NEW YORK (AP) ― Owen Laster, a literary agent and executive of old-fashioned self-effacement and intregity whose many clients included Judy Blume, Gore Vidal and the estate of Margaret Mitchell, died Wednesday. He was 72.
Laster, who retired in 2006, died in his Manhattan apartment after a brief illness, said his friend and attorney Richard Snider.
Numerous friends had visited him recently, including former colleague Robert Gottlieb, who said Laster was “to our industry as a literary agent as Maxwell Perkins was to the publishing industry as a publisher and editor.”
“I remember as his assistant that when a young person called and asked for a meeting with him he would meet with them and encourage them to join our industry. He took the time for people even though he was the most successful agent of his time,’’ Gottlieb, who now chairs the rival Trident Media Group, wrote in a posting on the online industry newsletter Publishers Marketplace.

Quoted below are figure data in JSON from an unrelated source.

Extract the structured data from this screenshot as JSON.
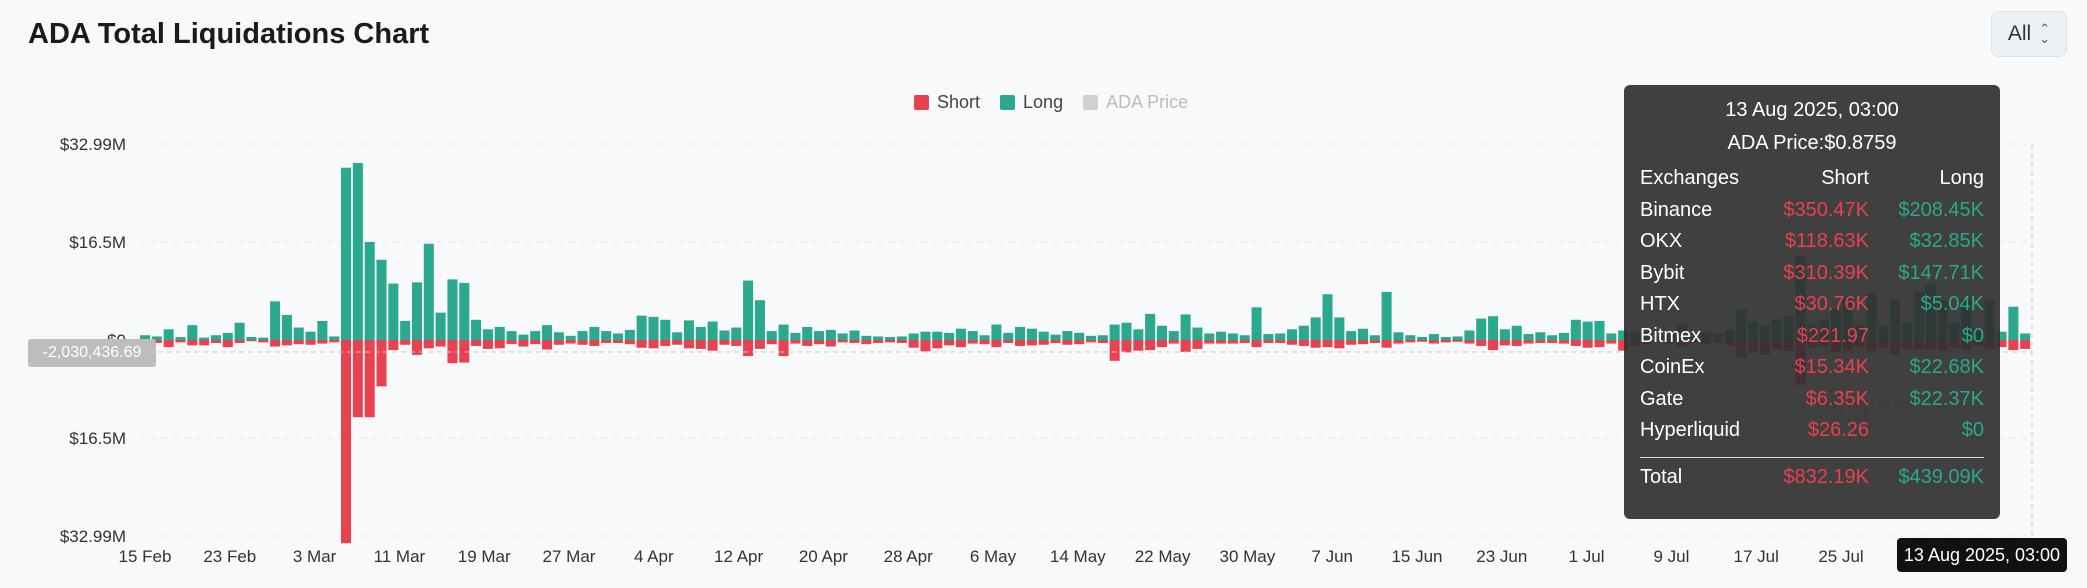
{
  "page": {
    "title": "ADA Total Liquidations Chart",
    "range_select": {
      "value": "All",
      "icon": "chevron-updown-icon"
    }
  },
  "legend": [
    {
      "label": "Short",
      "color": "#e8414f",
      "active": true
    },
    {
      "label": "Long",
      "color": "#2aa98f",
      "active": true
    },
    {
      "label": "ADA Price",
      "color": "#d0d0d0",
      "active": false
    }
  ],
  "crosshair": {
    "y_value": "-2,030,436.69",
    "x_value": "13 Aug 2025, 03:00"
  },
  "watermark": "coinglass",
  "tooltip": {
    "date": "13 Aug 2025, 03:00",
    "price_label": "ADA Price:",
    "price_value": "$0.8759",
    "headers": [
      "Exchanges",
      "Short",
      "Long"
    ],
    "rows": [
      {
        "exchange": "Binance",
        "short": "$350.47K",
        "long": "$208.45K"
      },
      {
        "exchange": "OKX",
        "short": "$118.63K",
        "long": "$32.85K"
      },
      {
        "exchange": "Bybit",
        "short": "$310.39K",
        "long": "$147.71K"
      },
      {
        "exchange": "HTX",
        "short": "$30.76K",
        "long": "$5.04K"
      },
      {
        "exchange": "Bitmex",
        "short": "$221.97",
        "long": "$0"
      },
      {
        "exchange": "CoinEx",
        "short": "$15.34K",
        "long": "$22.68K"
      },
      {
        "exchange": "Gate",
        "short": "$6.35K",
        "long": "$22.37K"
      },
      {
        "exchange": "Hyperliquid",
        "short": "$26.26",
        "long": "$0"
      }
    ],
    "total": {
      "label": "Total",
      "short": "$832.19K",
      "long": "$439.09K"
    }
  },
  "chart_data": {
    "type": "bar",
    "ylim": [
      -32.99,
      32.99
    ],
    "y_unit": "M (USD)",
    "yticks": [
      {
        "value": 32.99,
        "label": "$32.99M"
      },
      {
        "value": 16.5,
        "label": "$16.5M"
      },
      {
        "value": 0,
        "label": "$0"
      },
      {
        "value": -16.5,
        "label": "$16.5M"
      },
      {
        "value": -32.99,
        "label": "$32.99M"
      }
    ],
    "xtick_labels": [
      "15 Feb",
      "23 Feb",
      "3 Mar",
      "11 Mar",
      "19 Mar",
      "27 Mar",
      "4 Apr",
      "12 Apr",
      "20 Apr",
      "28 Apr",
      "6 May",
      "14 May",
      "22 May",
      "30 May",
      "7 Jun",
      "15 Jun",
      "23 Jun",
      "1 Jul",
      "9 Jul",
      "17 Jul",
      "25 Jul",
      "13 Aug 2025, 03:00"
    ],
    "grid": "horizontal-dashed",
    "series": [
      {
        "name": "Long",
        "color": "#2aa98f",
        "values": [
          0.8,
          0.6,
          1.8,
          0.5,
          2.5,
          0.4,
          0.8,
          1.2,
          2.9,
          0.5,
          0.4,
          6.5,
          4.2,
          2.1,
          1.4,
          3.2,
          0.6,
          29,
          29.8,
          16.5,
          13.5,
          9.5,
          3.2,
          9.7,
          16.2,
          4.6,
          10.2,
          9.6,
          3.4,
          1.8,
          2.2,
          1.5,
          0.9,
          1.5,
          2.5,
          1.3,
          0.7,
          1.5,
          2.2,
          1.5,
          1.1,
          1.7,
          4.1,
          3.9,
          3.4,
          1.3,
          3.3,
          2.2,
          3.1,
          1.6,
          2.1,
          10,
          6.7,
          1.5,
          2.6,
          1.2,
          2.2,
          1.5,
          1.7,
          1.1,
          1.6,
          0.7,
          0.6,
          0.5,
          0.6,
          1.1,
          1.4,
          1.4,
          1.2,
          1.9,
          1.5,
          0.8,
          2.6,
          1.2,
          2.2,
          1.9,
          1.4,
          0.9,
          1.5,
          1.2,
          0.7,
          0.8,
          2.6,
          2.9,
          1.8,
          4.4,
          2.4,
          1.5,
          4.3,
          2.1,
          1.1,
          1.4,
          1.1,
          0.8,
          5.5,
          1,
          1.1,
          1.8,
          2.4,
          3.8,
          7.7,
          3.8,
          1.5,
          1.9,
          0.8,
          8.1,
          1.3,
          0.8,
          0.5,
          1,
          0.5,
          0.6,
          1.6,
          3.6,
          4,
          1.8,
          2.4,
          1,
          1.3,
          0.8,
          1.2,
          3.4,
          3.1,
          3.2,
          1.1,
          1.6,
          1.3,
          1.6,
          0.7,
          1.3,
          2.6,
          0.7,
          1.3,
          1.1,
          1.7,
          5.2,
          3.1,
          2.4,
          3.5,
          4,
          14.2,
          2.6,
          3.5,
          5.3,
          7.3,
          2.5,
          7.8,
          2.4,
          6.9,
          2.9,
          8,
          9.3,
          6.6,
          3,
          6.9,
          1.9,
          6.8,
          1.4,
          5.6,
          1.1
        ]
      },
      {
        "name": "Short",
        "color": "#e8414f",
        "values": [
          0.4,
          0.5,
          1.2,
          0.4,
          0.9,
          0.9,
          0.5,
          1.2,
          0.5,
          0.2,
          0.4,
          1.1,
          0.9,
          0.7,
          0.8,
          0.6,
          0.4,
          34.2,
          13,
          13,
          7.8,
          1.7,
          0.8,
          2.5,
          1.4,
          1.1,
          3.9,
          3.8,
          1,
          1.5,
          1.4,
          0.7,
          1.1,
          0.7,
          1.6,
          0.8,
          0.6,
          0.8,
          1,
          0.5,
          0.5,
          0.7,
          1.3,
          1.4,
          1,
          0.8,
          1.4,
          1.5,
          1.8,
          0.8,
          1,
          2.7,
          1.5,
          0.7,
          2.7,
          0.6,
          1,
          0.7,
          1.1,
          0.4,
          0.5,
          0.7,
          0.5,
          0.4,
          0.5,
          1.3,
          1.9,
          1.4,
          0.9,
          1.2,
          0.6,
          0.7,
          1.2,
          0.5,
          1,
          0.9,
          0.8,
          0.5,
          0.8,
          0.7,
          0.4,
          0.5,
          3.5,
          2.1,
          1.8,
          1.7,
          1.2,
          0.6,
          2,
          1.5,
          0.6,
          0.6,
          0.6,
          0.5,
          1.2,
          0.5,
          0.5,
          0.8,
          1,
          1.3,
          1.2,
          1.4,
          0.8,
          0.7,
          0.5,
          1.3,
          0.6,
          0.4,
          0.3,
          0.6,
          0.4,
          0.3,
          0.6,
          1,
          1.7,
          0.9,
          1,
          0.6,
          0.5,
          0.5,
          0.6,
          1,
          1.3,
          1.2,
          0.6,
          1.8,
          0.9,
          0.6,
          0.4,
          0.6,
          1.1,
          0.5,
          0.6,
          0.5,
          0.9,
          3,
          2.1,
          2.4,
          1.6,
          1.8,
          7.6,
          1.3,
          1.1,
          2,
          1.8,
          1.2,
          1.9,
          1.3,
          2.5,
          1.5,
          1.6,
          1.7,
          1.8,
          1.3,
          1.7,
          0.9,
          1.5,
          1.2,
          1.7,
          1.5
        ]
      }
    ]
  }
}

“He truly never had a bad word to say about anyone. His kindness and gentle manner was unique in a very competitive industry.”

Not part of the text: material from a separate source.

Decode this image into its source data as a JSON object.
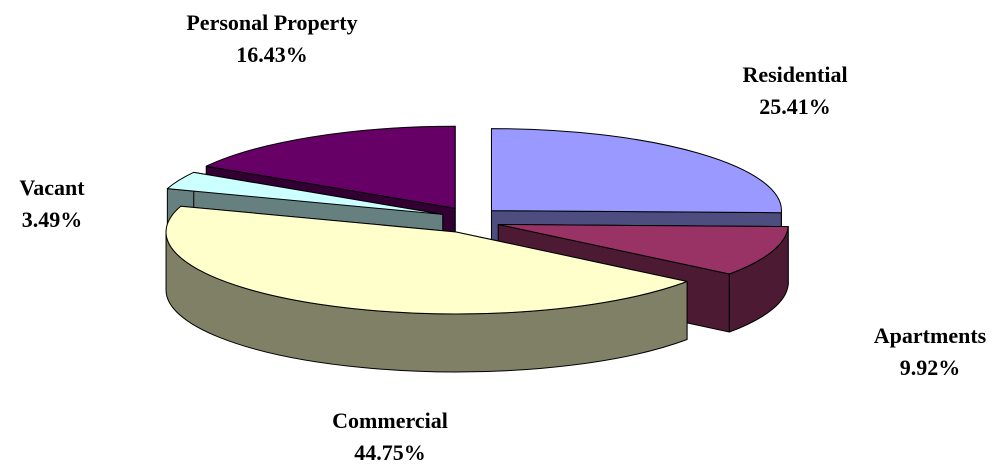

In a career that lasted more than 40 years, Laster’s authors also included Ralph Ellison, Robert Penn Warren and Susan Isaacs. Among his more notable projects were the authorized sequel to Mitchell’s “Gone With the Wind,” Alexandra Ripley’s million-selling “Scarlett” and the posthumous release of Ellison’s “Juneteenth,” the novel Ellison spent decades trying to complete after receiving high acclaim for his debut, “Invisible Man.”